光造形3Dプリンターで大型モデルを分割印刷する方法
光造形3Dプリンターの造形サイズには制限があるため、大型モデルを造形する場合は分割印刷(モデル分割)という手法を用います。この方法により、複数のパーツに分けて印刷し、後で接合することで大型造形物を実現できます。
分割印刷が必要な理由
光造形プリンターは機種ごとに造形可能なサイズが決まっており、エントリークラスの小型機ではXY 140〜170mm×70〜90mm程度、Saturn/Sonic Mighty等の中型機で約200〜220×120〜150mm、大型機でも一辺が300mm前後までと、FDMの大型機に比べて造形エリアが限られます。
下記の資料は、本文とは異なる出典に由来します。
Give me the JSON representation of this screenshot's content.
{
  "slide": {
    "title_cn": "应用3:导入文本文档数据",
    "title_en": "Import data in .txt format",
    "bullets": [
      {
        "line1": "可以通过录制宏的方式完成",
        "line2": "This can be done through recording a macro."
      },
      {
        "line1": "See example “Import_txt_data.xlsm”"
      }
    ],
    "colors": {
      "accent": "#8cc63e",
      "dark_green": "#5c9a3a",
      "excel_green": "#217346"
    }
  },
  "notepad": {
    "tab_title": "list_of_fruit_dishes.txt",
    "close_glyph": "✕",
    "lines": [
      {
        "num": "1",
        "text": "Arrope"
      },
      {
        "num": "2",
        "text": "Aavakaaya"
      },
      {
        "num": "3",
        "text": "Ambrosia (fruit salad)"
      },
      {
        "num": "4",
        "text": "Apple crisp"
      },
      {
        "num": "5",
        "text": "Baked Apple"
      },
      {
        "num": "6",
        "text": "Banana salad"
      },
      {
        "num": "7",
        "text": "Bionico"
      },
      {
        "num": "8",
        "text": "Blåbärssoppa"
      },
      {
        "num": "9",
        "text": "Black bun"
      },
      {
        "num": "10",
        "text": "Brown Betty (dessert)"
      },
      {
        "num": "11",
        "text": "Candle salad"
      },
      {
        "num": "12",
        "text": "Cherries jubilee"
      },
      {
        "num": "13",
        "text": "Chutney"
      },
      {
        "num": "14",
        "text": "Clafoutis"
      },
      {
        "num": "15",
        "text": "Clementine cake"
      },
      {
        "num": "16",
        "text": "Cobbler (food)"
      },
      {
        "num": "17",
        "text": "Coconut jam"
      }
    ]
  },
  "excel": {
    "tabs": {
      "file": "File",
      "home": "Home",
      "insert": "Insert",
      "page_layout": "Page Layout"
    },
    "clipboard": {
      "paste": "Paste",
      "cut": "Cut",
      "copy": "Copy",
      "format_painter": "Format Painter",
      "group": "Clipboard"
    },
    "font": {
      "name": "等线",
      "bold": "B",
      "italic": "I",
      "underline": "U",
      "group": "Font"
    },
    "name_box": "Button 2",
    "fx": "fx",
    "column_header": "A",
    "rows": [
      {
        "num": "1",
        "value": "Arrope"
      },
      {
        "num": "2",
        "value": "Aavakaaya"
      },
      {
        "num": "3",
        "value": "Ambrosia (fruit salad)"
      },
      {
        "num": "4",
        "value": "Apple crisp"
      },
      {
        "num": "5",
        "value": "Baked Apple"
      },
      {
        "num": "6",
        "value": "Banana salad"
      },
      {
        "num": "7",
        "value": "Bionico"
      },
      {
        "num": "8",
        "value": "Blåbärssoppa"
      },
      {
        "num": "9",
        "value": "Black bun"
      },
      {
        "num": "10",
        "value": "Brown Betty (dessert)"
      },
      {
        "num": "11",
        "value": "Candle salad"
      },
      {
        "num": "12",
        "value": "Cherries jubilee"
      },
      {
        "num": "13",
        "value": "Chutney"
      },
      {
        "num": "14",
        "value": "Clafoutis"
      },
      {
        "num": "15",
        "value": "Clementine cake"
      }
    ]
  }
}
造形エリアを超える大型モデルをそのままスライスするとエラーになるため、設計段階での分割が必須となります。
分割印刷の手順
- モデルを分析する:CADデータで造形サイズを確認し、接合部位を決定します
- 3Dモデルを分割する:FusionやBlenderなどのCADソフトで部品ごとにパーツ化します
- 支持構造を設計する:各パーツに適切なサポート材を添加します
- スライスファイルを生成する:プリンター付属のスライシングソフト(ChituBoxなど)でレイヤーデータに変換
- 各パーツを順次印刷:準備したレジンを使用して全パーツを造形
- 後処理と接合:IPA(イソプロピルアルコール)などの推奨洗浄液で未硬化レジンを除去し、二次硬化させた後、瞬間接着剤やエポキシ、ねじ・ダボなどで連結します
分割時のコツ
接合部の設計が重要です。T字溝やダボ穴など、機械的に位置決めできる構造にすることで、正確な組み立てが可能になります。
レジン選びのポイント
全パーツで同じレジンタイプを使用することで、造形精度と色調の統一が実現できます。標準レジンは汎用性が高く初心者向けですが、より高い強度が必要な場合はタフレジンやエンジニアリングレジンの使用をお勧めします。
Tips:複数パーツの印刷では、プリンター稼働時間が長くなるため、レジンの劣化に注意してください。開封後は遮光容器で保管し、定期的にレジンタンクを清掃することで、最後のパーツまで高い造形品質を維持できます。